Fortunately, his arm drew back from full force at the last instant, so he didn't actually smash the guy's face in. But as he stood over the prostrate figure, watching the woozy eyelids flicker back towards consciousness, the tingle of frustration in his right arm told him what a near thing it had been. He'd been running on rage for so long, driven by fury and failure and the scars on Tim's skull and the vivid memory of bright new blood on a sparkling glass carpet followed by flat black and the sound of the funeral dirges that-well, the guy had got off lucky, that was all.
He couldn't even claim it was self defense.
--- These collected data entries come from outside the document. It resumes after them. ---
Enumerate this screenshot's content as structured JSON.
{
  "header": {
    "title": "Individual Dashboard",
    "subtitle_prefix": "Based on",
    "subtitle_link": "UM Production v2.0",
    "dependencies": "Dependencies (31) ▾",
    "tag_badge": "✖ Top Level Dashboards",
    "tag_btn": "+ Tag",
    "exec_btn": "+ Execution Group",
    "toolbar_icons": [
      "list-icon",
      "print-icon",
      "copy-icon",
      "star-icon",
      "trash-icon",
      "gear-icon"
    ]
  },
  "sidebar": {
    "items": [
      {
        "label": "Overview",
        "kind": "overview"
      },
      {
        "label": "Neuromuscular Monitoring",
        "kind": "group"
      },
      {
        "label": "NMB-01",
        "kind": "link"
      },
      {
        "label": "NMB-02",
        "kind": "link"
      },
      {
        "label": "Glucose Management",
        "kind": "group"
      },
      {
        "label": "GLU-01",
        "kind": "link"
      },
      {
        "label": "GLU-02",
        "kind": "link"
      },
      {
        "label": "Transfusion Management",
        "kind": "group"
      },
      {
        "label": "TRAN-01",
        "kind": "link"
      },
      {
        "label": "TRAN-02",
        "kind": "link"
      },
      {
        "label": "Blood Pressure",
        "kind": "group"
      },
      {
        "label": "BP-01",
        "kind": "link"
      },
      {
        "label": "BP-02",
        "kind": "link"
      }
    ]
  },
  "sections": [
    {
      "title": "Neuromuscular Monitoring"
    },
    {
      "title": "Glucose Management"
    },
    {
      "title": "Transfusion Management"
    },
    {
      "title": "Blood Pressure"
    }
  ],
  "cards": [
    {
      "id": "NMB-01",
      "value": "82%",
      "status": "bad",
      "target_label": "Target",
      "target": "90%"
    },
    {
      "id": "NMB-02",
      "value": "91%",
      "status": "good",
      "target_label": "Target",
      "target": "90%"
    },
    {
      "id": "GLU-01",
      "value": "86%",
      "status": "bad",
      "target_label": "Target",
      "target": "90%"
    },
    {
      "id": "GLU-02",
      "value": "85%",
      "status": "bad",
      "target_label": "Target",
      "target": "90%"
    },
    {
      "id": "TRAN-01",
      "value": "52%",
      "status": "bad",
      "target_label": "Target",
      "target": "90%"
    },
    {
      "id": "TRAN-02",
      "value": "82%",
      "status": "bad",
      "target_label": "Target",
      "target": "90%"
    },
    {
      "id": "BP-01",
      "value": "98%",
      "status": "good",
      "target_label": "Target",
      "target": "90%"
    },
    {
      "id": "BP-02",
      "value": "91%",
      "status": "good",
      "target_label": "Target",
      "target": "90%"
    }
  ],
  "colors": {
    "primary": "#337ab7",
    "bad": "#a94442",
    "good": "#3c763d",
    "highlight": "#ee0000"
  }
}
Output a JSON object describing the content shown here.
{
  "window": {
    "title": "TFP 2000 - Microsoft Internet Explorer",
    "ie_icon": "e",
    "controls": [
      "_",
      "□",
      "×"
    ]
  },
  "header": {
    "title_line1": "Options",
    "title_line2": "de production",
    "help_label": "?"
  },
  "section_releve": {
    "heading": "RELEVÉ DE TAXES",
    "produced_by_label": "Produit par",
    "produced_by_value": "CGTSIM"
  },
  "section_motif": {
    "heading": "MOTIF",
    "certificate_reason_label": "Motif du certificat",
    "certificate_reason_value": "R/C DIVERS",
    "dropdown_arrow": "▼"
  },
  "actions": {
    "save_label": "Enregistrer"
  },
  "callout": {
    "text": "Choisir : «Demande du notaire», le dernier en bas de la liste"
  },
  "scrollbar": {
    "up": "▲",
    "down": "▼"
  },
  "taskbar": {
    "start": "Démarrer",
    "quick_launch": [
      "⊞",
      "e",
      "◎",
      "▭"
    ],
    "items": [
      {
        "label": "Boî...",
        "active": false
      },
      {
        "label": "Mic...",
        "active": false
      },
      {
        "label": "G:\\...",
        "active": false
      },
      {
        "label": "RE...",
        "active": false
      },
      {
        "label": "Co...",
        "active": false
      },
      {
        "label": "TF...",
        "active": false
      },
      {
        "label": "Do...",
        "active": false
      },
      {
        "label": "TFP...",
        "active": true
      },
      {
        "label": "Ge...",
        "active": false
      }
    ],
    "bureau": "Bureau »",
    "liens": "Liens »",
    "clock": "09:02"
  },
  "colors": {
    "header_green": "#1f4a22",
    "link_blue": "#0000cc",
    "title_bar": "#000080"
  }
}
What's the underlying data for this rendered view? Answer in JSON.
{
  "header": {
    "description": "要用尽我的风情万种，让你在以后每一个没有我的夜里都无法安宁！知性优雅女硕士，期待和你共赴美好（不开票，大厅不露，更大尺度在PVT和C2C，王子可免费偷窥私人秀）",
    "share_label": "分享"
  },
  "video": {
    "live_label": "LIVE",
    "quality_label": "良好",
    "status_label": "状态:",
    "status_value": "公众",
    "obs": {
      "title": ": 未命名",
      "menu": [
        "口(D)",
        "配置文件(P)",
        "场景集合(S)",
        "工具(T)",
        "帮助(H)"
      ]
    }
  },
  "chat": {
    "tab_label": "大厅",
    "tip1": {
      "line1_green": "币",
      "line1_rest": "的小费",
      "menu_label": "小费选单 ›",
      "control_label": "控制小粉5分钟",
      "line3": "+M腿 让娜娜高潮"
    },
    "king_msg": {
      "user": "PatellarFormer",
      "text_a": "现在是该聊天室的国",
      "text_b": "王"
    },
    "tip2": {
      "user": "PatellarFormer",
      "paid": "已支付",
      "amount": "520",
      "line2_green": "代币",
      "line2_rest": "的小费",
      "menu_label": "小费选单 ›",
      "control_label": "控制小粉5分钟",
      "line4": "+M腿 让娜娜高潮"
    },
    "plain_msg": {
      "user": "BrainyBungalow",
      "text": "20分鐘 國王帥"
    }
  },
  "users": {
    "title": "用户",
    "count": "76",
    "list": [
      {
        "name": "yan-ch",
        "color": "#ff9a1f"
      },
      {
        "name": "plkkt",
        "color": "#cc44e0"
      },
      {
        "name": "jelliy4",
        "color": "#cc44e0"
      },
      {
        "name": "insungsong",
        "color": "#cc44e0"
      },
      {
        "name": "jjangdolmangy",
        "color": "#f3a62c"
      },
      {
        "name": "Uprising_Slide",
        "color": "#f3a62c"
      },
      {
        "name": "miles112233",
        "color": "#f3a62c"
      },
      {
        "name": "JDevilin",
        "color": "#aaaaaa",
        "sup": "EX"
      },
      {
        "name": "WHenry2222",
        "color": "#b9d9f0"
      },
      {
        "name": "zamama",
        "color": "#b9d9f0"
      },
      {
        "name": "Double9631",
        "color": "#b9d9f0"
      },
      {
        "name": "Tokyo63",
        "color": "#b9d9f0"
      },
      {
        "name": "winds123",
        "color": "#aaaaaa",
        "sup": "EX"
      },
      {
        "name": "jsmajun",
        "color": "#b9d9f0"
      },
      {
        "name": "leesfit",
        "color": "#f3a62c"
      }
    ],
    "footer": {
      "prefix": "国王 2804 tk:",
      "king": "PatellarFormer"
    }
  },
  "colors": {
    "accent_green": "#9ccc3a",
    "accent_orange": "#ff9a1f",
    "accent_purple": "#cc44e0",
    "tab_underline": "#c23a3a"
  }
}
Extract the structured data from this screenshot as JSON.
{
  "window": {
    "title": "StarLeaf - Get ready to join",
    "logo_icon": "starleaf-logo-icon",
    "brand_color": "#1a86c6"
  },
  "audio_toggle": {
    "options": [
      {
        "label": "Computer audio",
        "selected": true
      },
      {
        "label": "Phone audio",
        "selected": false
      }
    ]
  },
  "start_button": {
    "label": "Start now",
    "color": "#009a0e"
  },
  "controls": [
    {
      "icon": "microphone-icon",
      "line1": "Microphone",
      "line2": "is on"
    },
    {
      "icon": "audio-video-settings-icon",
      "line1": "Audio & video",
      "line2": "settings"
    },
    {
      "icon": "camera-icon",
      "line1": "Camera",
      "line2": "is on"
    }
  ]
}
The cops were right there-constables, he should call them, this being England-and they'd already been moving to intercept the red-faced Miners' Union demonstrator who was hammering one meaty forefinger against Stuyvesant's chest to make a point when Stuyvesant's arm came up all on its own and just laid the man out on the paving stones.
A uniformed constable cut Stuyvesant away from the miner's friends as neatly as a sheepdog with a flock and suggested in no uncertain terms that now would be a good time for him to go about his business, sir. Stuyvesant looked into the clean-shaven English face beneath the helmet and felt his fist tighten, but he caught hold of himself before things got out of control.